Dans la foulée de remakes Live annoncés par Walt Disney Pictures, La Belle et la Bête était sur le papier le moins attirant de tous. Car quel meilleure preuve de respect pour l'héritage du Grand Classique d'animation et sa place dans notre culture populaire qu'en commençant par engager le tâcheron ultime Bill Condon pour faire revivre à l'écran l'une des histoires amours ayant le plus fait vibrer notre âme d'enfant et, comme si les choses n'étaient pas assez compliquées, laisser cet infâme tocard décider que sa vision de La Belle et la Bête ne sera qu'un vulgaire copier-coller du film d'animation comprenant les mêmes personnages, les mêmes décors, les mêmes répliques, les mêmes costumes et les mêmes chansons. Même plus besoin de subir le cahier des charges imposé par le studio, voilà que les incompétents dans son genre perdent espoir dès le départ!
N'en découle alors qu'une pitoyable resucée du long-métrage de Gary Trousdale et de Kirk Wise cherchant désespérément à reproduire les mêmes émotions chez le public qu'en 1991 mais sans en comprendre la substance et sans réfléchir à pourquoi le dessin animé culte avait provoqué un tel engouement à sa sortie l'amenant jusqu'à être nommé à l'Oscar du meilleur film.

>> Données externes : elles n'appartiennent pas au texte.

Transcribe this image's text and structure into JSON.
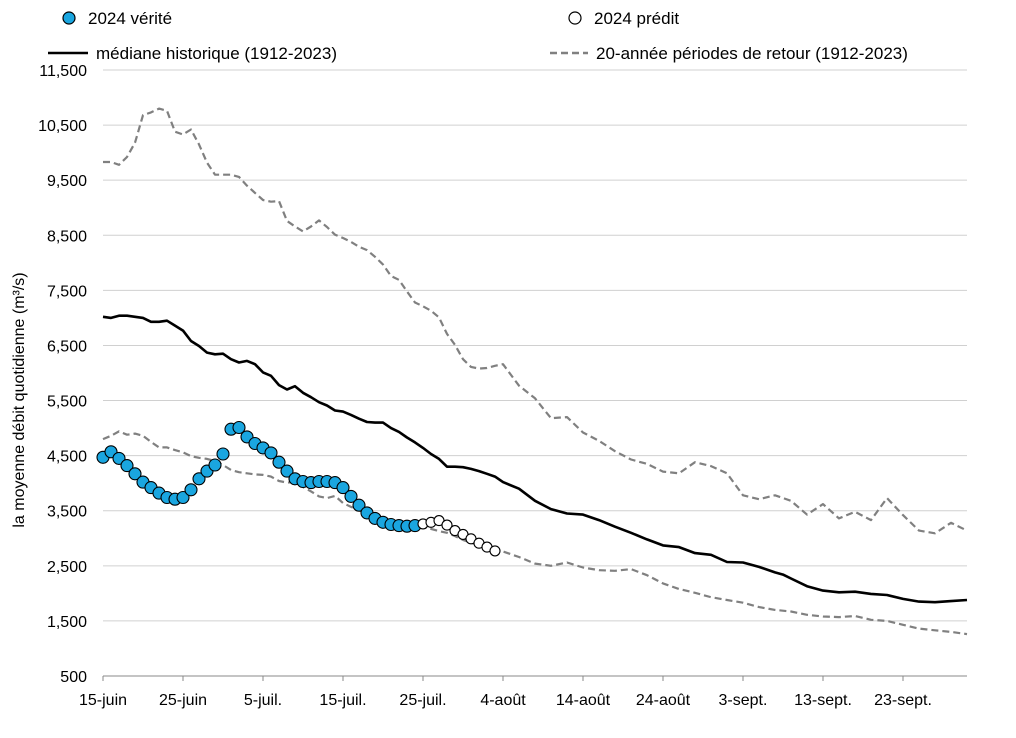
{
  "chart_data": {
    "type": "line",
    "title": "",
    "xlabel": "",
    "ylabel": "la moyenne débit quotidienne (m³/s)",
    "ylim": [
      500,
      11500
    ],
    "yticks": [
      500,
      1500,
      2500,
      3500,
      4500,
      5500,
      6500,
      7500,
      8500,
      9500,
      10500,
      11500
    ],
    "ytick_labels": [
      "500",
      "1,500",
      "2,500",
      "3,500",
      "4,500",
      "5,500",
      "6,500",
      "7,500",
      "8,500",
      "9,500",
      "10,500",
      "11,500"
    ],
    "xlim": [
      0,
      108
    ],
    "xticks": [
      {
        "day": 0,
        "label": "15-juin"
      },
      {
        "day": 10,
        "label": "25-juin"
      },
      {
        "day": 20,
        "label": "5-juil."
      },
      {
        "day": 30,
        "label": "15-juil."
      },
      {
        "day": 40,
        "label": "25-juil."
      },
      {
        "day": 50,
        "label": "4-août"
      },
      {
        "day": 60,
        "label": "14-août"
      },
      {
        "day": 70,
        "label": "24-août"
      },
      {
        "day": 80,
        "label": "3-sept."
      },
      {
        "day": 90,
        "label": "13-sept."
      },
      {
        "day": 100,
        "label": "23-sept."
      }
    ],
    "legend": {
      "actual": "2024 vérité",
      "predicted": "2024 prédit",
      "median": "médiane historique (1912-2023)",
      "return_period": "20-année périodes de retour (1912-2023)"
    },
    "series": [
      {
        "name": "2024 vérité",
        "style": "markers-filled",
        "color": "#1aa6e0",
        "x_start": 0,
        "values": [
          4470,
          4570,
          4450,
          4320,
          4170,
          4020,
          3920,
          3820,
          3740,
          3710,
          3740,
          3880,
          4080,
          4220,
          4330,
          4530,
          4980,
          5010,
          4840,
          4720,
          4640,
          4550,
          4380,
          4220,
          4080,
          4030,
          4010,
          4030,
          4030,
          4010,
          3920,
          3760,
          3600,
          3460,
          3360,
          3290,
          3250,
          3230,
          3220,
          3230
        ]
      },
      {
        "name": "2024 prédit",
        "style": "markers-open",
        "color": "#ffffff",
        "x_start": 40,
        "values": [
          3260,
          3290,
          3320,
          3240,
          3140,
          3070,
          2990,
          2910,
          2840,
          2770
        ]
      },
      {
        "name": "médiane historique (1912-2023)",
        "style": "solid",
        "color": "#000000",
        "x": [
          0,
          1,
          2,
          3,
          4,
          5,
          6,
          7,
          8,
          9,
          10,
          11,
          12,
          13,
          14,
          15,
          16,
          17,
          18,
          19,
          20,
          21,
          22,
          23,
          24,
          25,
          26,
          27,
          28,
          29,
          30,
          31,
          32,
          33,
          34,
          35,
          36,
          37,
          38,
          39,
          40,
          41,
          42,
          43,
          44,
          45,
          46,
          47,
          48,
          49,
          50,
          52,
          54,
          56,
          58,
          60,
          62,
          64,
          66,
          68,
          70,
          72,
          74,
          76,
          78,
          80,
          82,
          84,
          85,
          86,
          88,
          90,
          92,
          94,
          96,
          98,
          100,
          102,
          104,
          106,
          108
        ],
        "values": [
          7020,
          7000,
          7040,
          7040,
          7020,
          7000,
          6930,
          6930,
          6950,
          6860,
          6770,
          6580,
          6490,
          6370,
          6340,
          6350,
          6250,
          6190,
          6220,
          6160,
          6010,
          5950,
          5780,
          5700,
          5760,
          5640,
          5560,
          5470,
          5410,
          5320,
          5300,
          5240,
          5170,
          5110,
          5100,
          5100,
          5000,
          4930,
          4830,
          4740,
          4640,
          4530,
          4440,
          4300,
          4300,
          4290,
          4260,
          4220,
          4170,
          4120,
          4020,
          3900,
          3680,
          3530,
          3450,
          3430,
          3330,
          3210,
          3100,
          2980,
          2870,
          2840,
          2730,
          2700,
          2570,
          2560,
          2480,
          2380,
          2340,
          2270,
          2130,
          2050,
          2020,
          2030,
          1990,
          1970,
          1900,
          1850,
          1840,
          1860,
          1880
        ]
      },
      {
        "name": "20-année périodes de retour (1912-2023) haut",
        "style": "dashed",
        "color": "#808080",
        "x": [
          0,
          1,
          2,
          3,
          4,
          5,
          6,
          7,
          8,
          9,
          10,
          11,
          12,
          13,
          14,
          15,
          16,
          17,
          18,
          19,
          20,
          21,
          22,
          23,
          24,
          25,
          26,
          27,
          28,
          29,
          30,
          31,
          32,
          33,
          34,
          35,
          36,
          37,
          38,
          39,
          40,
          41,
          42,
          43,
          44,
          45,
          46,
          47,
          48,
          49,
          50,
          52,
          54,
          56,
          58,
          60,
          62,
          64,
          66,
          68,
          70,
          72,
          74,
          76,
          78,
          80,
          82,
          84,
          86,
          88,
          90,
          92,
          94,
          96,
          98,
          100,
          102,
          104,
          106,
          108
        ],
        "values": [
          9830,
          9830,
          9780,
          9920,
          10180,
          10680,
          10730,
          10800,
          10760,
          10380,
          10330,
          10420,
          10150,
          9820,
          9600,
          9600,
          9600,
          9560,
          9400,
          9270,
          9140,
          9110,
          9120,
          8760,
          8660,
          8570,
          8660,
          8770,
          8650,
          8510,
          8450,
          8380,
          8290,
          8230,
          8110,
          7970,
          7760,
          7690,
          7480,
          7280,
          7210,
          7130,
          7010,
          6710,
          6510,
          6250,
          6110,
          6080,
          6090,
          6130,
          6160,
          5770,
          5540,
          5180,
          5200,
          4920,
          4770,
          4580,
          4430,
          4350,
          4210,
          4180,
          4380,
          4310,
          4180,
          3780,
          3710,
          3780,
          3680,
          3430,
          3620,
          3360,
          3480,
          3330,
          3730,
          3420,
          3140,
          3090,
          3280,
          3140
        ]
      },
      {
        "name": "20-année périodes de retour (1912-2023) bas",
        "style": "dashed",
        "color": "#808080",
        "x": [
          0,
          1,
          2,
          3,
          4,
          5,
          6,
          7,
          8,
          9,
          10,
          11,
          12,
          13,
          14,
          15,
          16,
          17,
          18,
          19,
          20,
          21,
          22,
          23,
          24,
          25,
          26,
          27,
          28,
          29,
          30,
          31,
          32,
          33,
          34,
          35,
          36,
          37,
          38,
          39,
          40,
          41,
          42,
          43,
          44,
          45,
          46,
          47,
          48,
          49,
          50,
          52,
          54,
          56,
          58,
          60,
          62,
          64,
          66,
          68,
          70,
          72,
          74,
          76,
          78,
          80,
          82,
          84,
          86,
          88,
          90,
          92,
          94,
          96,
          98,
          100,
          102,
          104,
          106,
          108
        ],
        "values": [
          4800,
          4860,
          4940,
          4880,
          4900,
          4860,
          4750,
          4650,
          4650,
          4600,
          4560,
          4490,
          4460,
          4440,
          4400,
          4330,
          4240,
          4200,
          4180,
          4160,
          4150,
          4120,
          4040,
          4010,
          4020,
          3930,
          3850,
          3760,
          3730,
          3770,
          3640,
          3570,
          3510,
          3440,
          3380,
          3320,
          3280,
          3260,
          3250,
          3220,
          3200,
          3170,
          3130,
          3100,
          3040,
          2970,
          2920,
          2870,
          2820,
          2790,
          2760,
          2660,
          2540,
          2500,
          2560,
          2470,
          2420,
          2410,
          2440,
          2330,
          2180,
          2080,
          2010,
          1930,
          1880,
          1830,
          1750,
          1700,
          1670,
          1610,
          1580,
          1570,
          1590,
          1520,
          1500,
          1430,
          1360,
          1330,
          1300,
          1260
        ]
      }
    ]
  }
}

La première heure est ainsi un calvaire. Le spectateur ré-assiste au déroulement quasi-similaire des événements du dessin animé avec quelques modifications minimes qui ne changent rien à la sale impression d'avoir déjà vu ça quelque part. L'introduction n'est donc plus narrée à travers des vitraux mais bien par des scènes en images réelles qui reprennent les écrits du prologue du film d'animation bien que ça ne colle pas à ce qu'on voit à l'image (la narratrice décrit des actions et des phrases que les personnages ne font pas du tout, d'ailleurs, ils ne parlent même pas, on se demande alors pourquoi avoir retirer le principe narratif du premier). Déjà, ça commence mal.

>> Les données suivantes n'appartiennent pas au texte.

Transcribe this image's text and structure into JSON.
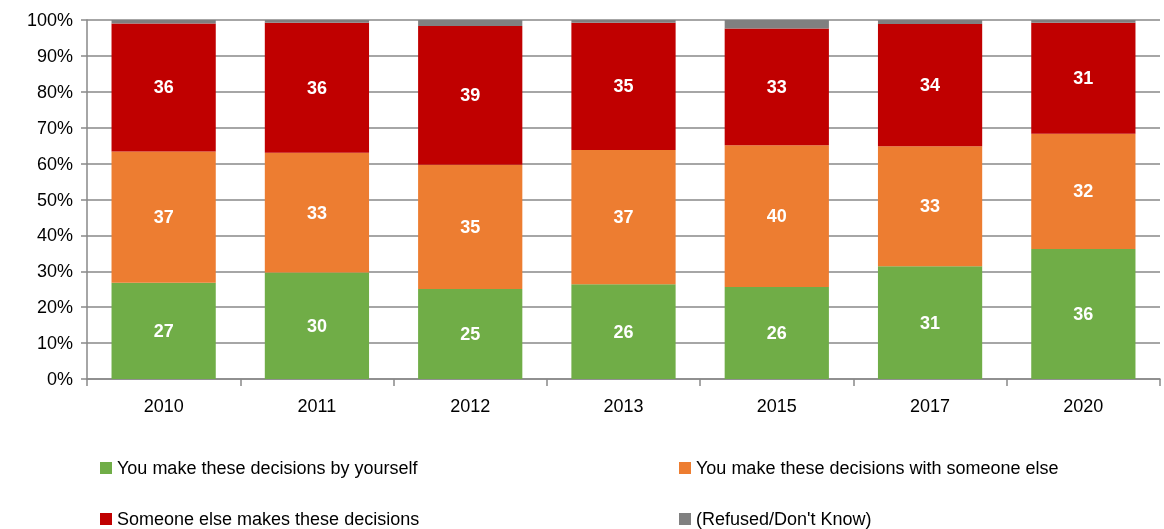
{
  "chart_data": {
    "type": "bar",
    "stacked": true,
    "categories": [
      "2010",
      "2011",
      "2012",
      "2013",
      "2015",
      "2017",
      "2020"
    ],
    "series": [
      {
        "name": "You make these decisions by yourself",
        "color": "#70ad47",
        "values": [
          26.8,
          29.7,
          25.1,
          26.4,
          25.6,
          31.4,
          36.2
        ],
        "value_labels": [
          "27",
          "30",
          "25",
          "26",
          "26",
          "31",
          "36"
        ]
      },
      {
        "name": "You make these decisions with someone else",
        "color": "#ed7d31",
        "values": [
          36.6,
          33.3,
          34.6,
          37.4,
          39.5,
          33.4,
          32.1
        ],
        "value_labels": [
          "37",
          "33",
          "35",
          "37",
          "40",
          "33",
          "32"
        ]
      },
      {
        "name": "Someone else makes these decisions",
        "color": "#c00000",
        "values": [
          35.6,
          36.2,
          38.6,
          35.4,
          32.5,
          34.1,
          30.9
        ],
        "value_labels": [
          "36",
          "36",
          "39",
          "35",
          "33",
          "34",
          "31"
        ]
      },
      {
        "name": "(Refused/Don't Know)",
        "color": "#808080",
        "values": [
          1.0,
          0.8,
          1.7,
          0.8,
          2.4,
          1.1,
          0.8
        ]
      }
    ],
    "ylim": [
      0,
      100
    ],
    "yticks": [
      {
        "value": 0,
        "label": "0%"
      },
      {
        "value": 10,
        "label": "10%"
      },
      {
        "value": 20,
        "label": "20%"
      },
      {
        "value": 30,
        "label": "30%"
      },
      {
        "value": 40,
        "label": "40%"
      },
      {
        "value": 50,
        "label": "50%"
      },
      {
        "value": 60,
        "label": "60%"
      },
      {
        "value": 70,
        "label": "70%"
      },
      {
        "value": 80,
        "label": "80%"
      },
      {
        "value": 90,
        "label": "90%"
      },
      {
        "value": 100,
        "label": "100%"
      }
    ],
    "grid": "y",
    "legend": "bottom"
  }
}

Et ce n'est qu'un début. Bill Condon a vite fait de prouver qu'il ne sait pas diriger un plateau. Dès la séquence "Belle", les figurants avancent dans le décor mais la scénographie est inexistante. On étouffe presque. La réalisation ne colle même pas avec la musique (l'instant où Belle est sensée se poser près de la fontaine et respirer un peu en même temps que le spectateur est remplacé par une marche au milieu de la foule avec une caméra passant son temps à tourner autour de son héroïne, ça n'a aucun sens), le mouvement ne raconte rien.

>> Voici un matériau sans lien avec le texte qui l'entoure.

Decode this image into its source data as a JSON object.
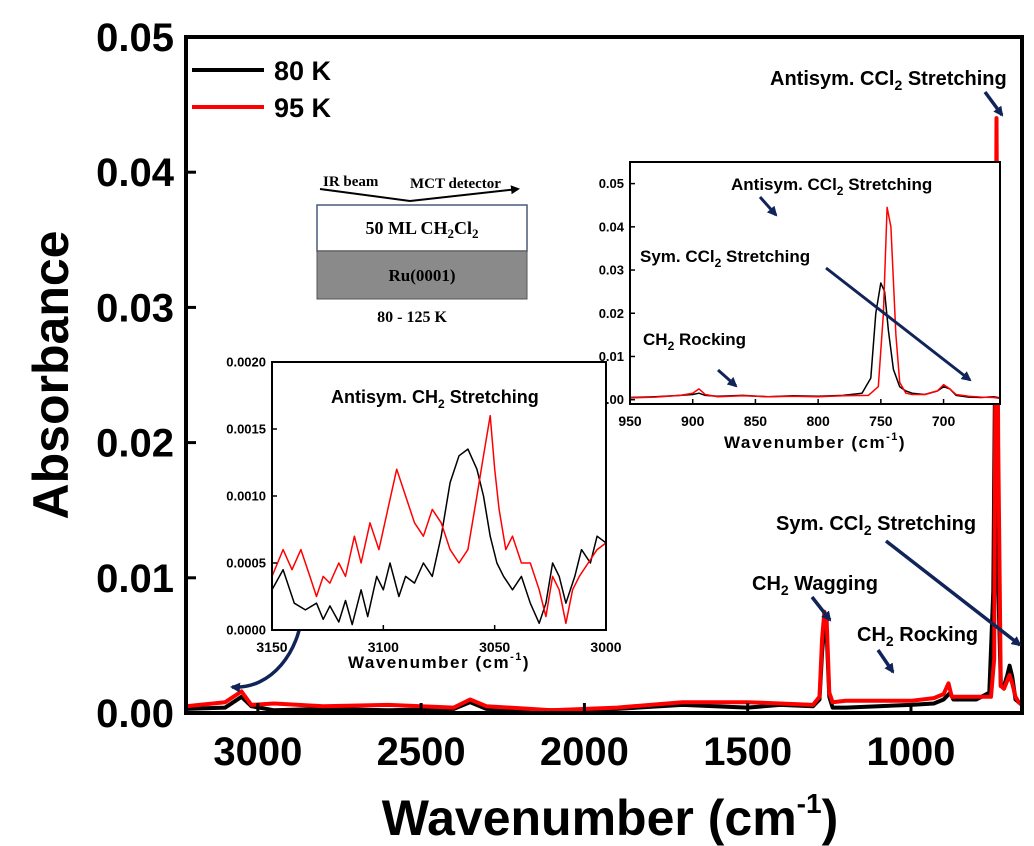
{
  "colors": {
    "series_80K": "#000000",
    "series_95K": "#ff0000",
    "arrow": "#10245a",
    "substrate": "#8a8a8a"
  },
  "chart_data": [
    {
      "type": "line",
      "id": "main",
      "xlabel": "Wavenumber (cm-1)",
      "xlabel_main": "Wavenumber (cm",
      "xlabel_sup": "-1",
      "xlabel_close": ")",
      "ylabel": "Absorbance",
      "xlim": [
        3220,
        660
      ],
      "ylim": [
        0,
        0.05
      ],
      "x_reversed": true,
      "xticks": [
        "3000",
        "2500",
        "2000",
        "1500",
        "1000"
      ],
      "xtick_values": [
        3000,
        2500,
        2000,
        1500,
        1000
      ],
      "yticks": [
        "0.00",
        "0.01",
        "0.02",
        "0.03",
        "0.04",
        "0.05"
      ],
      "ytick_values": [
        0,
        0.01,
        0.02,
        0.03,
        0.04,
        0.05
      ],
      "legend": {
        "position": "top-left",
        "entries": [
          "80 K",
          "95 K"
        ]
      },
      "series": [
        {
          "name": "80 K",
          "color": "#000000",
          "x": [
            3220,
            3100,
            3050,
            3020,
            2950,
            2800,
            2600,
            2400,
            2350,
            2300,
            2100,
            1900,
            1700,
            1500,
            1400,
            1300,
            1280,
            1272,
            1265,
            1258,
            1250,
            1240,
            1200,
            1100,
            1000,
            930,
            900,
            880,
            870,
            800,
            760,
            748,
            742,
            735,
            725,
            715,
            705,
            698,
            690,
            680,
            670,
            660
          ],
          "y": [
            0.0003,
            0.0004,
            0.0012,
            0.0005,
            0.0002,
            0.0003,
            0.0002,
            0.0003,
            0.0008,
            0.0003,
            0.0002,
            0.0003,
            0.0006,
            0.0004,
            0.0006,
            0.0005,
            0.001,
            0.0045,
            0.0065,
            0.0058,
            0.0012,
            0.0004,
            0.0004,
            0.0005,
            0.0006,
            0.0007,
            0.001,
            0.0015,
            0.001,
            0.001,
            0.0015,
            0.009,
            0.0265,
            0.012,
            0.002,
            0.002,
            0.0028,
            0.0035,
            0.0027,
            0.001,
            0.0008,
            0.0006
          ]
        },
        {
          "name": "95 K",
          "color": "#ff0000",
          "x": [
            3220,
            3100,
            3050,
            3020,
            2950,
            2800,
            2600,
            2400,
            2350,
            2300,
            2100,
            1900,
            1700,
            1500,
            1400,
            1300,
            1280,
            1272,
            1265,
            1258,
            1250,
            1240,
            1200,
            1100,
            1000,
            930,
            900,
            885,
            875,
            800,
            755,
            745,
            738,
            733,
            725,
            715,
            705,
            698,
            690,
            680,
            670,
            660
          ],
          "y": [
            0.0005,
            0.0008,
            0.0016,
            0.0006,
            0.0007,
            0.0005,
            0.0006,
            0.0004,
            0.001,
            0.0005,
            0.0002,
            0.0004,
            0.0008,
            0.0008,
            0.0007,
            0.0006,
            0.0012,
            0.0055,
            0.0075,
            0.0068,
            0.0015,
            0.0008,
            0.0009,
            0.0009,
            0.0009,
            0.0011,
            0.0014,
            0.0022,
            0.0012,
            0.0012,
            0.0012,
            0.004,
            0.044,
            0.02,
            0.002,
            0.0018,
            0.0024,
            0.0028,
            0.0022,
            0.0012,
            0.0008,
            0.0006
          ]
        }
      ],
      "annotations": {
        "antisym_ccl2": {
          "pre": "Antisym. CCl",
          "sub": "2",
          "post": " Stretching"
        },
        "sym_ccl2": {
          "pre": "Sym. CCl",
          "sub": "2",
          "post": " Stretching"
        },
        "ch2_wagging": {
          "pre": "CH",
          "sub": "2",
          "post": " Wagging"
        },
        "ch2_rocking": {
          "pre": "CH",
          "sub": "2",
          "post": " Rocking"
        }
      }
    },
    {
      "type": "line",
      "id": "inset_ch2",
      "xlabel": "Wavenumber (cm-1)",
      "xlabel_main": "Wavenumber (cm",
      "xlabel_sup": "-1",
      "xlabel_close": ")",
      "xlim": [
        3150,
        3000
      ],
      "ylim": [
        0,
        0.002
      ],
      "x_reversed": true,
      "xticks": [
        "3150",
        "3100",
        "3050",
        "3000"
      ],
      "xtick_values": [
        3150,
        3100,
        3050,
        3000
      ],
      "yticks": [
        "0.0000",
        "0.0005",
        "0.0010",
        "0.0015",
        "0.0020"
      ],
      "ytick_values": [
        0,
        0.0005,
        0.001,
        0.0015,
        0.002
      ],
      "annotation": {
        "pre": "Antisym. CH",
        "sub": "2",
        "post": " Stretching"
      },
      "series": [
        {
          "name": "80 K",
          "color": "#000000",
          "x": [
            3150,
            3145,
            3140,
            3135,
            3130,
            3127,
            3124,
            3120,
            3117,
            3114,
            3110,
            3107,
            3103,
            3100,
            3097,
            3093,
            3090,
            3086,
            3082,
            3078,
            3074,
            3070,
            3066,
            3062,
            3058,
            3055,
            3052,
            3049,
            3046,
            3042,
            3038,
            3034,
            3030,
            3027,
            3024,
            3021,
            3018,
            3014,
            3011,
            3007,
            3004,
            3000
          ],
          "y": [
            0.0003,
            0.00045,
            0.0002,
            0.00015,
            0.0002,
            8e-05,
            0.00018,
            6e-05,
            0.00022,
            4e-05,
            0.0003,
            0.0001,
            0.0004,
            0.0003,
            0.0005,
            0.00025,
            0.0004,
            0.00035,
            0.0005,
            0.0004,
            0.0007,
            0.0011,
            0.0013,
            0.00135,
            0.0012,
            0.001,
            0.0007,
            0.0005,
            0.0004,
            0.0003,
            0.0004,
            0.0002,
            5e-05,
            0.0002,
            0.0005,
            0.0004,
            0.0002,
            0.0004,
            0.0006,
            0.0005,
            0.0007,
            0.00065
          ]
        },
        {
          "name": "95 K",
          "color": "#ff0000",
          "x": [
            3150,
            3145,
            3141,
            3137,
            3133,
            3130,
            3127,
            3124,
            3120,
            3117,
            3113,
            3110,
            3106,
            3102,
            3098,
            3094,
            3090,
            3086,
            3082,
            3078,
            3074,
            3070,
            3066,
            3062,
            3058,
            3055,
            3052,
            3050,
            3048,
            3045,
            3042,
            3038,
            3034,
            3030,
            3027,
            3024,
            3021,
            3018,
            3015,
            3012,
            3008,
            3004,
            3000
          ],
          "y": [
            0.0004,
            0.0006,
            0.00045,
            0.0006,
            0.0004,
            0.00025,
            0.0004,
            0.00035,
            0.0005,
            0.0004,
            0.0007,
            0.0005,
            0.0008,
            0.0006,
            0.0009,
            0.0012,
            0.001,
            0.0008,
            0.0007,
            0.0009,
            0.0008,
            0.0006,
            0.0005,
            0.0006,
            0.001,
            0.0013,
            0.0016,
            0.0012,
            0.0009,
            0.0006,
            0.0007,
            0.0005,
            0.0005,
            0.0003,
            0.0001,
            0.0004,
            0.0003,
            5e-05,
            0.0003,
            0.0004,
            0.0005,
            0.0006,
            0.00065
          ]
        }
      ]
    },
    {
      "type": "line",
      "id": "inset_ccl2",
      "xlabel": "Wavenumber (cm-1)",
      "xlabel_main": "Wavenumber (cm",
      "xlabel_sup": "-1",
      "xlabel_close": ")",
      "xlim": [
        950,
        655
      ],
      "ylim": [
        -0.001,
        0.055
      ],
      "x_reversed": true,
      "xticks": [
        "950",
        "900",
        "850",
        "800",
        "750",
        "700"
      ],
      "xtick_values": [
        950,
        900,
        850,
        800,
        750,
        700
      ],
      "yticks": [
        "0.00",
        "0.01",
        "0.02",
        "0.03",
        "0.04",
        "0.05"
      ],
      "ytick_values": [
        0,
        0.01,
        0.02,
        0.03,
        0.04,
        0.05
      ],
      "annotations": {
        "antisym_ccl2": {
          "pre": "Antisym. CCl",
          "sub": "2",
          "post": " Stretching"
        },
        "sym_ccl2": {
          "pre": "Sym. CCl",
          "sub": "2",
          "post": " Stretching"
        },
        "ch2_rocking": {
          "pre": "CH",
          "sub": "2",
          "post": " Rocking"
        }
      },
      "series": [
        {
          "name": "80 K",
          "color": "#000000",
          "x": [
            950,
            930,
            910,
            900,
            895,
            890,
            880,
            860,
            840,
            820,
            800,
            780,
            765,
            758,
            754,
            750,
            747,
            744,
            740,
            735,
            730,
            725,
            715,
            705,
            700,
            695,
            690,
            680,
            670,
            660,
            655
          ],
          "y": [
            0.0005,
            0.0007,
            0.001,
            0.0012,
            0.0015,
            0.001,
            0.0008,
            0.001,
            0.0007,
            0.0009,
            0.0008,
            0.001,
            0.0015,
            0.005,
            0.02,
            0.027,
            0.025,
            0.016,
            0.007,
            0.003,
            0.002,
            0.0015,
            0.0012,
            0.002,
            0.003,
            0.0025,
            0.001,
            0.0006,
            0.0005,
            0.0007,
            0.0004
          ]
        },
        {
          "name": "95 K",
          "color": "#ff0000",
          "x": [
            950,
            930,
            910,
            900,
            895,
            890,
            880,
            860,
            840,
            820,
            800,
            780,
            760,
            752,
            748,
            745,
            742,
            738,
            735,
            730,
            725,
            715,
            705,
            700,
            695,
            690,
            680,
            670,
            660,
            655
          ],
          "y": [
            0.0004,
            0.0006,
            0.001,
            0.0015,
            0.0025,
            0.0012,
            0.0007,
            0.0009,
            0.0007,
            0.0008,
            0.0007,
            0.0009,
            0.001,
            0.003,
            0.02,
            0.0445,
            0.04,
            0.015,
            0.004,
            0.0015,
            0.0012,
            0.0012,
            0.002,
            0.0035,
            0.0025,
            0.0012,
            0.0008,
            0.0006,
            0.0005,
            0.0003
          ]
        }
      ]
    }
  ],
  "schematic": {
    "ir_beam": "IR beam",
    "detector": "MCT detector",
    "film_pre": "50 ML CH",
    "film_sub1": "2",
    "film_mid": "Cl",
    "film_sub2": "2",
    "substrate": "Ru(0001)",
    "temperature": "80 - 125 K"
  }
}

Ça bouge mais ça ne vit pas.
Le pompon arrive quand la reprise de la chanson amène Belle à courir sur la colline pour déclarer son envie de trouver une vie meilleure, bras tendus vers le bas et figée comme un piquet, Emma Watson ne bouge pas et récite son texte comme une gamine à l'école primaire du coin sur un fond nuageux grisâtre légèrement hors-sujet avec la situation.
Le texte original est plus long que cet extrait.